Renaldo Turnbull

No. 97
- Positions: Defensive end, linebacker

Personal information
- Born: January 5, 1966 (age 60) St. Thomas, U.S. Virgin Islands
- Listed height: 6 ft 5 in (1.96 m)
- Listed weight: 252 lb (114 kg)

Career information
- High school: Charlotte Amalie (VI)
- College: West Virginia
- NFL draft: 1990: 1st round, 14th overall pick

Career history
- New Orleans Saints (1990–1996); Carolina Panthers (1997);

Awards and highlights
- First-team All-Pro (1993); Pro Bowl (1993); PFWA All-Rookie Team (1990); 2× Second-team All-East (1988, 1989);

Career NFL statistics
- Tackles: 245
- Sacks: 45.5
- Forced fumbles: 9
- Fumble recoveries: 7
- Stats at Pro Football Reference

= Renaldo Turnbull =

US Virgin Islands gridiron football player (born 1966)

Renaldo Antonio Turnbull (born January 5, 1966) is a former professional American football defensive end and linebacker who played for the New Orleans Saints of the National Football League (NFL). He was the Saints 1st round (14th overall) in the 1990 NFL draft. Turnbull, a 6'5", 252 lb linebacker-defensive end from West Virginia University, played eight seasons in the NFL from 1990 to 1997 for the Saints and Carolina Panthers. In his NFL career, Turnbull played in 120 games with 45.5 sacks and one interception.

==College career==

In his sophomore season of 1987, Turnbull recorded 13 tackles and a pass break-up.

In 1988, Turnbull teamed up with Chris Haering, Steve Grant, Theron Ellis, and Lonnie Brockman to make up one of the greatest linebacking corps in school history.

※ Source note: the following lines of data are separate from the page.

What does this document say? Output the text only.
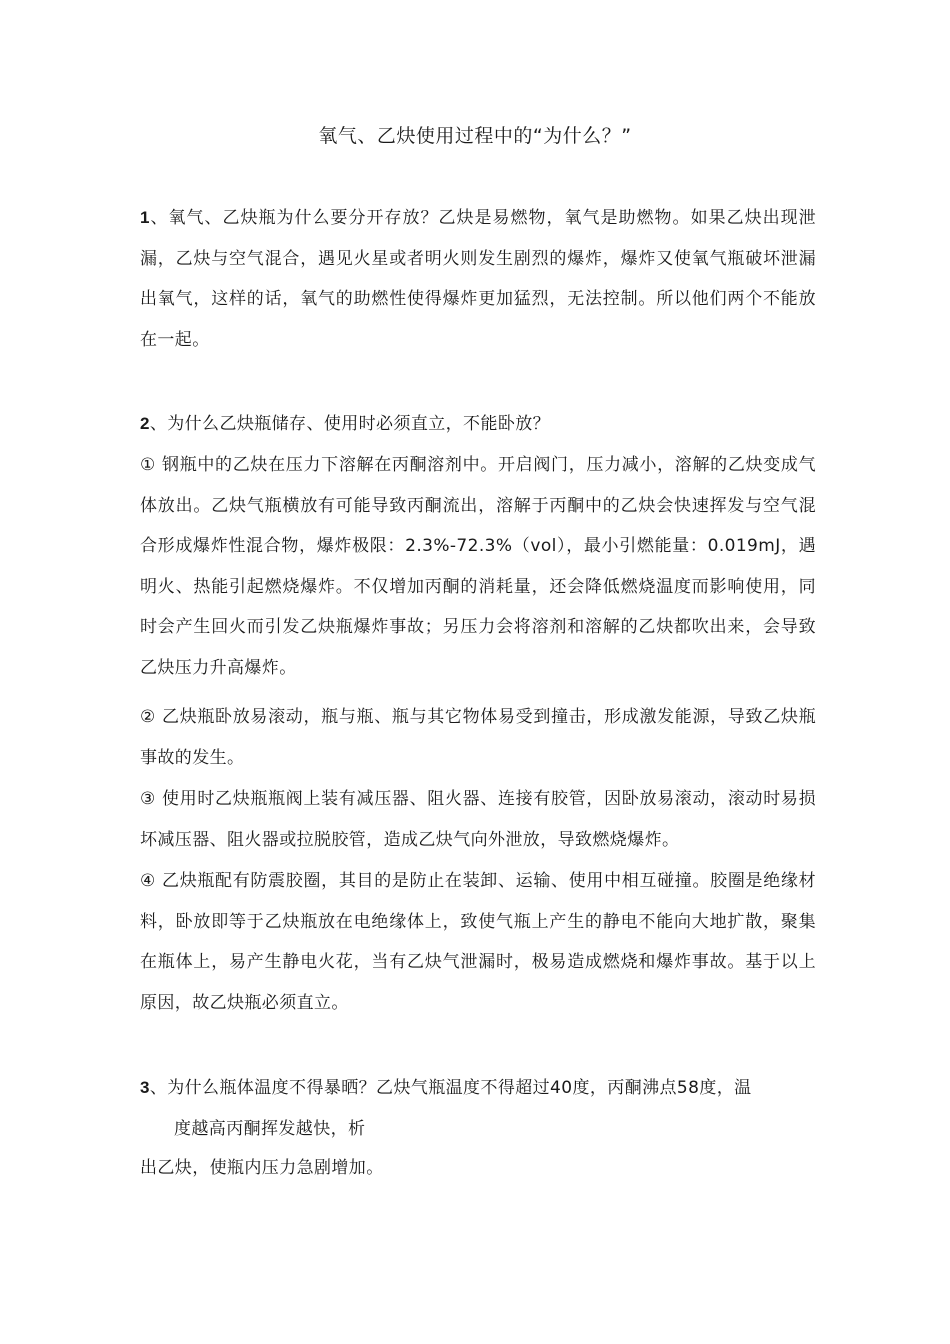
氧气、乙炔使用过程中的“为什么？”
1、氧气、乙炔瓶为什么要分开存放？乙炔是易燃物，氧气是助燃物。如果乙炔出现泄漏，乙炔与空气混合，遇见火星或者明火则发生剧烈的爆炸，爆炸又使氧气瓶破坏泄漏出氧气，这样的话，氧气的助燃性使得爆炸更加猛烈，无法控制。所以他们两个不能放在一起。
2、为什么乙炔瓶储存、使用时必须直立，不能卧放？
① 钢瓶中的乙炔在压力下溶解在丙酮溶剂中。开启阀门，压力减小，溶解的乙炔变成气体放出。乙炔气瓶横放有可能导致丙酮流出，溶解于丙酮中的乙炔会快速挥发与空气混合形成爆炸性混合物，爆炸极限：2.3%-72.3%（vol），最小引燃能量：0.019mJ，遇明火、热能引起燃烧爆炸。不仅增加丙酮的消耗量，还会降低燃烧温度而影响使用，同时会产生回火而引发乙炔瓶爆炸事故；另压力会将溶剂和溶解的乙炔都吹出来，会导致乙炔压力升高爆炸。
② 乙炔瓶卧放易滚动，瓶与瓶、瓶与其它物体易受到撞击，形成激发能源，导致乙炔瓶事故的发生。
③ 使用时乙炔瓶瓶阀上装有减压器、阻火器、连接有胶管，因卧放易滚动，滚动时易损坏减压器、阻火器或拉脱胶管，造成乙炔气向外泄放，导致燃烧爆炸。
④ 乙炔瓶配有防震胶圈，其目的是防止在装卸、运输、使用中相互碰撞。胶圈是绝缘材料，卧放即等于乙炔瓶放在电绝缘体上，致使气瓶上产生的静电不能向大地扩散，聚集在瓶体上，易产生静电火花，当有乙炔气泄漏时，极易造成燃烧和爆炸事故。基于以上原因，故乙炔瓶必须直立。
3、为什么瓶体温度不得暴晒？乙炔气瓶温度不得超过40度，丙酮沸点58度，温
度越高丙酮挥发越快，析
出乙炔，使瓶内压力急剧增加。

The team went undefeated, but lost in the Fiesta Bowl to Notre Dame for the national championship. Turnbull, recorded 73 tackles and a career and team-high 12 sacks as switching from linebacker to defensive end positions at times.

In his senior season of 1989, Turnbull recorded 67 tackles, two forced fumbles, eight sacks, and a career-high 11 tackles for a loss.

==Professional career==
Turnbull was selected in the 1990 NFL draft in the first round, 14th overall by the New Orleans Saints. He is one of only nine West Virginia Mountaineers selected in the first round of the NFL draft. As a rookie in 1990, Turnbull had nine sacks.

In 1993, Turnbull recorded 13.0 sacks and an interception. He was a Pro Bowl selection that season, which was the best in his career.

In his final three seasons as a Saint, Turnbull recorded 6.5, 7, and 6.5 sacks, respectively. In his final NFL season, 1997, Turnbull only recorded one sack while playing for the Carolina Panthers.

==Post-NFL career==
Since retiring from the NFL Renaldo Turnbull has held jobs as and is currently a coach and professional trainer.